Cela dit, Deadpool & Wolverine aurait tort de se priver : même en ne s’adressant qu’au minimum minimorum de spectateurs, il devrait rapporter au studio Disney des pleines brouettes de biftons. (C'est déjà le cas à l'heure où l'on écrit ces lignes.) De là à dire, comme les cohortes de fans sur les réseaux sociaux le font, que c’est lui qui rallumera la flamme d'un Marvel Cinematic Universe qui prend l'eau, il y a un fossé, tant tout le film semble regarder dans le rétro et carbure à la nostalgie. Même quand il tente (sans grande conviction) de délaisser la gaudriole pour raconter une histoire cohérente, c’est sur le poids des regrets et des mauvais choix que l’on a faits.
Surtout, plus qu’un pot de bienvenue du personnage au sein de la grande famille Disney, c’est avant tout un enterrement en grande pompe pour des personnages rapidement abandonnés au cinéma, parce que pas assez rentables ou adaptés avec les pieds.

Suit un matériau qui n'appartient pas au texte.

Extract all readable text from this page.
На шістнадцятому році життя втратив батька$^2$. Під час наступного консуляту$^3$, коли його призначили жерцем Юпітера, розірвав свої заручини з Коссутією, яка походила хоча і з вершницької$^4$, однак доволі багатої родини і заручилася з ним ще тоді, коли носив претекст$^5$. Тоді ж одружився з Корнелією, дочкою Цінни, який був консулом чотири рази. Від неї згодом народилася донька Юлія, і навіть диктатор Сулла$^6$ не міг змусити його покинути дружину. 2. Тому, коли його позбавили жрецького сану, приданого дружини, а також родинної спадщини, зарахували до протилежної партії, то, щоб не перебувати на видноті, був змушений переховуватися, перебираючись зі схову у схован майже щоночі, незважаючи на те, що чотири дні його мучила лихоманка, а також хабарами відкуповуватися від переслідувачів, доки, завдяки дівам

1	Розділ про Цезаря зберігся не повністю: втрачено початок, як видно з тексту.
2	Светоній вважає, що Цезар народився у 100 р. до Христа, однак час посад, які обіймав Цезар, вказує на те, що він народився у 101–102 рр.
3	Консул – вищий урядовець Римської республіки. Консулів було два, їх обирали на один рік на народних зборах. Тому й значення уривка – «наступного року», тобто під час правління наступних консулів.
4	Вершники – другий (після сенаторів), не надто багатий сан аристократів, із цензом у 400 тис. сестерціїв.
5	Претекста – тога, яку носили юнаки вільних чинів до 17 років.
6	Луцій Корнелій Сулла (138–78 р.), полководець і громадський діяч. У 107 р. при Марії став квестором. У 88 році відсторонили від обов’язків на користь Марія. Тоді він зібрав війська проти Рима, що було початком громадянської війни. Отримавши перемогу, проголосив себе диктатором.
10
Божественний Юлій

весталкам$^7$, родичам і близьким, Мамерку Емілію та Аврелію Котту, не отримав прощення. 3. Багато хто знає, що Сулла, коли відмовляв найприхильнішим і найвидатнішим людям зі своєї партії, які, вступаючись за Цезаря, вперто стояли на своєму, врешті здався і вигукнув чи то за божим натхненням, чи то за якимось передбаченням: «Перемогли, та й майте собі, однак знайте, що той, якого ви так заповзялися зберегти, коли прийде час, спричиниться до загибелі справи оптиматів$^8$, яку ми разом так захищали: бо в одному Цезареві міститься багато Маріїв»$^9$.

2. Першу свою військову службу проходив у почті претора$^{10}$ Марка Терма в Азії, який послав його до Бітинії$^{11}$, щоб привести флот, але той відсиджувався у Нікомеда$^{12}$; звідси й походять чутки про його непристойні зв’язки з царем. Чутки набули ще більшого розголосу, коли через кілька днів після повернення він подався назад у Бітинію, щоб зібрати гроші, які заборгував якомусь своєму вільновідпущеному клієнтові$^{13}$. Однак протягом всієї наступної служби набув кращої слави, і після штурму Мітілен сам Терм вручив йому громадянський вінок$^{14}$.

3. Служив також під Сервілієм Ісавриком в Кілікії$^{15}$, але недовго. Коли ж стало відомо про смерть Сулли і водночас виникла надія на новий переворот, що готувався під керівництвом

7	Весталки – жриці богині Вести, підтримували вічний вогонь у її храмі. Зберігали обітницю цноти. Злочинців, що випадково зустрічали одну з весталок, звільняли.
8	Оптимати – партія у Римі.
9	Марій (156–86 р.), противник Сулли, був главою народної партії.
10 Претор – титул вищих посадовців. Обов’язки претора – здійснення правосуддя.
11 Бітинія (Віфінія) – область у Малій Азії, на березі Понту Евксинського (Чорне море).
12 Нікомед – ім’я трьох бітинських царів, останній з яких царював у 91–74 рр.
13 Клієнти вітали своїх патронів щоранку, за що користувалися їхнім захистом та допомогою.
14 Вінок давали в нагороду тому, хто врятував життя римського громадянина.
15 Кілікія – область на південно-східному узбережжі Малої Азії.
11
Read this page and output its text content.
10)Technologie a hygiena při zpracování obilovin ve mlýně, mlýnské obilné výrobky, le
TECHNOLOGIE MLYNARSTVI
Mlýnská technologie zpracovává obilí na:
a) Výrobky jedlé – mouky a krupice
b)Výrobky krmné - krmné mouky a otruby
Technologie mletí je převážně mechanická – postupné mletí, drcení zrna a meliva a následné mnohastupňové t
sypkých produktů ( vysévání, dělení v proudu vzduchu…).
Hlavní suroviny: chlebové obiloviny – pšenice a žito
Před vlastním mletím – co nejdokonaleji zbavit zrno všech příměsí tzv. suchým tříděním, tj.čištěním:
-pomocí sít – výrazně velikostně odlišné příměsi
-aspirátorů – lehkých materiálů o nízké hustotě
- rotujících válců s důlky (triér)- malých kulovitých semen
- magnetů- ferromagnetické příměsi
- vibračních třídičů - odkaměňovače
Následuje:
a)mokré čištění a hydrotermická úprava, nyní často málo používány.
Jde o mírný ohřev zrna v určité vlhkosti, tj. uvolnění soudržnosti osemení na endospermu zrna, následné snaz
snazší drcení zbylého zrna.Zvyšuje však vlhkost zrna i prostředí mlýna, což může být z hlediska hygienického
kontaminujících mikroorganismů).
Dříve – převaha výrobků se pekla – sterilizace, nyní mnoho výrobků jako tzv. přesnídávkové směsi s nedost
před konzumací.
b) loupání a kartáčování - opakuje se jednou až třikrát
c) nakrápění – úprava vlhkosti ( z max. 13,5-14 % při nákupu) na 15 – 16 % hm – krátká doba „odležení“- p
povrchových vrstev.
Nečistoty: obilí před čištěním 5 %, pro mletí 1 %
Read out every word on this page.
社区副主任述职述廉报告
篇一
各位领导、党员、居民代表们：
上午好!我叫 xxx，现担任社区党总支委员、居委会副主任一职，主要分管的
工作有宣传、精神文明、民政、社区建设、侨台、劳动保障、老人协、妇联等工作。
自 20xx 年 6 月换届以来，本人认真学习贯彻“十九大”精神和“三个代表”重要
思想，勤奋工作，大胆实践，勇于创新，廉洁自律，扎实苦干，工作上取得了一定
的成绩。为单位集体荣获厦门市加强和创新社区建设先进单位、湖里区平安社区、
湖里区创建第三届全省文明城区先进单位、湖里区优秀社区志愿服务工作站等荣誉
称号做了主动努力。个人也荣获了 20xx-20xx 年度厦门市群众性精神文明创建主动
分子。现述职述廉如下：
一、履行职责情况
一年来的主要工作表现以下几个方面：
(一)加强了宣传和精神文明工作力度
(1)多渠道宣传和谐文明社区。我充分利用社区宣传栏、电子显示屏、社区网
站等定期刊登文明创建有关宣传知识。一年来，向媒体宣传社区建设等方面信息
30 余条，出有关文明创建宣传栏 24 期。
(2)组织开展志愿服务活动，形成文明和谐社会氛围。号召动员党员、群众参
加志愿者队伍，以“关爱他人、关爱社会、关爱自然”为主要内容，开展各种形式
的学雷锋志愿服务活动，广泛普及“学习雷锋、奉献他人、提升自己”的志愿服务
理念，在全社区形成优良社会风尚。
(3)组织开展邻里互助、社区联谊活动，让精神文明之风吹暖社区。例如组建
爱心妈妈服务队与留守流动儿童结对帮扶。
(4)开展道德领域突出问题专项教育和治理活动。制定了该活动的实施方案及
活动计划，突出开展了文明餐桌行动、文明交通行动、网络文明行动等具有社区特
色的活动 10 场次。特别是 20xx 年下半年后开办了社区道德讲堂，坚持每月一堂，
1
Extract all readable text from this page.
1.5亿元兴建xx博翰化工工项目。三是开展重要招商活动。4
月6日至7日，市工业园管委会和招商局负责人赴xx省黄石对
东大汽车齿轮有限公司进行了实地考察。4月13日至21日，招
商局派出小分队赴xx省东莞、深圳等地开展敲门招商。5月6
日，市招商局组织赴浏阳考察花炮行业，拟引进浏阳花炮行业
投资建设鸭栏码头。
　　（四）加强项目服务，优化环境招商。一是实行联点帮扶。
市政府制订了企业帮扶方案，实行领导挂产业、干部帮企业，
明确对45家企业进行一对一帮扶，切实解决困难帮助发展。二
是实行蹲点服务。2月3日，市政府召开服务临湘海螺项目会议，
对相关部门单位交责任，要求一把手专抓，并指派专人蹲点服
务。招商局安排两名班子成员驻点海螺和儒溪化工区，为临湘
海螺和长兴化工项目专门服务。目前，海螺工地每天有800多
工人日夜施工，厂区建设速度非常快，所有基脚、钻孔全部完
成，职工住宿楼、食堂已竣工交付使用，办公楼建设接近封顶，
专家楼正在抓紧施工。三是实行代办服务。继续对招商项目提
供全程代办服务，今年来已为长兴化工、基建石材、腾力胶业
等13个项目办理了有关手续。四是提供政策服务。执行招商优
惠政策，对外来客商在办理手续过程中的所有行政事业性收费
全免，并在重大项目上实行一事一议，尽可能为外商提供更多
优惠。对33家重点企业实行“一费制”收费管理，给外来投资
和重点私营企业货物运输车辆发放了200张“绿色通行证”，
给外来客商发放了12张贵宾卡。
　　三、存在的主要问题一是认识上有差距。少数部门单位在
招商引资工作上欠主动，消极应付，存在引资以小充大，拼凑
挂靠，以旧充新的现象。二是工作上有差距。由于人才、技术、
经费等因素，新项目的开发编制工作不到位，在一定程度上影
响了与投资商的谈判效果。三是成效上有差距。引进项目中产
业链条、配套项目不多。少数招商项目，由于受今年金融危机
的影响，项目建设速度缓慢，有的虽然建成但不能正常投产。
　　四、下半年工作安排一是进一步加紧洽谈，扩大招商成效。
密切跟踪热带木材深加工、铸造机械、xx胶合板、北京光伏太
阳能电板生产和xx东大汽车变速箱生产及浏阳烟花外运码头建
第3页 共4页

On sent une vraie tendresse de l’acteur-producteur Ryan Reynolds et du réalisateur Shawn Levy, pour ces joujoux dont le public s’est vite lassé, un peu comme l’Andy de Toy Story, qui délaisse sa figurine de cowboy le jour où on lui offre un astronaute. Une affection qui ressort particulièrement le temps d’un clip show final, monté au son du très sentimental Good Riddance de Green Day et rendant hommage aux super-héros de la Fox, saga ciné où les réussites éclatantes côtoient les fantastiques fours. Paradoxalement, c'est peut-être ce qu'il y a de plus subversif dans un film aux crocs par ailleurs assez émoussés ; alors que l'ogre Disney ne rêve que d'avaler les capés qui osent emprunter un chemin différent du sien ou, faute de mieux, brocarde ceux qu'il ne pourra pas racheter (voir ce caméo, assez symptomatique, d'Henry Cavill) comme pour nous rappeler cette vieille ritournelle thatchérienne qu'« il n'y a pas d'alternative », Deadpool & Wolverine offre un dernier tour de piste à des héros tricards que d'autres moins scrupuleux auraient laissé au fond du coffre à jouets.
Deadpool & Wolverine, Shawn Levy, 2024. Avec : Ryan Reynolds, Hugh Jackman, Emma Corrin, Matthew Macfadyen, Jennifer Garner.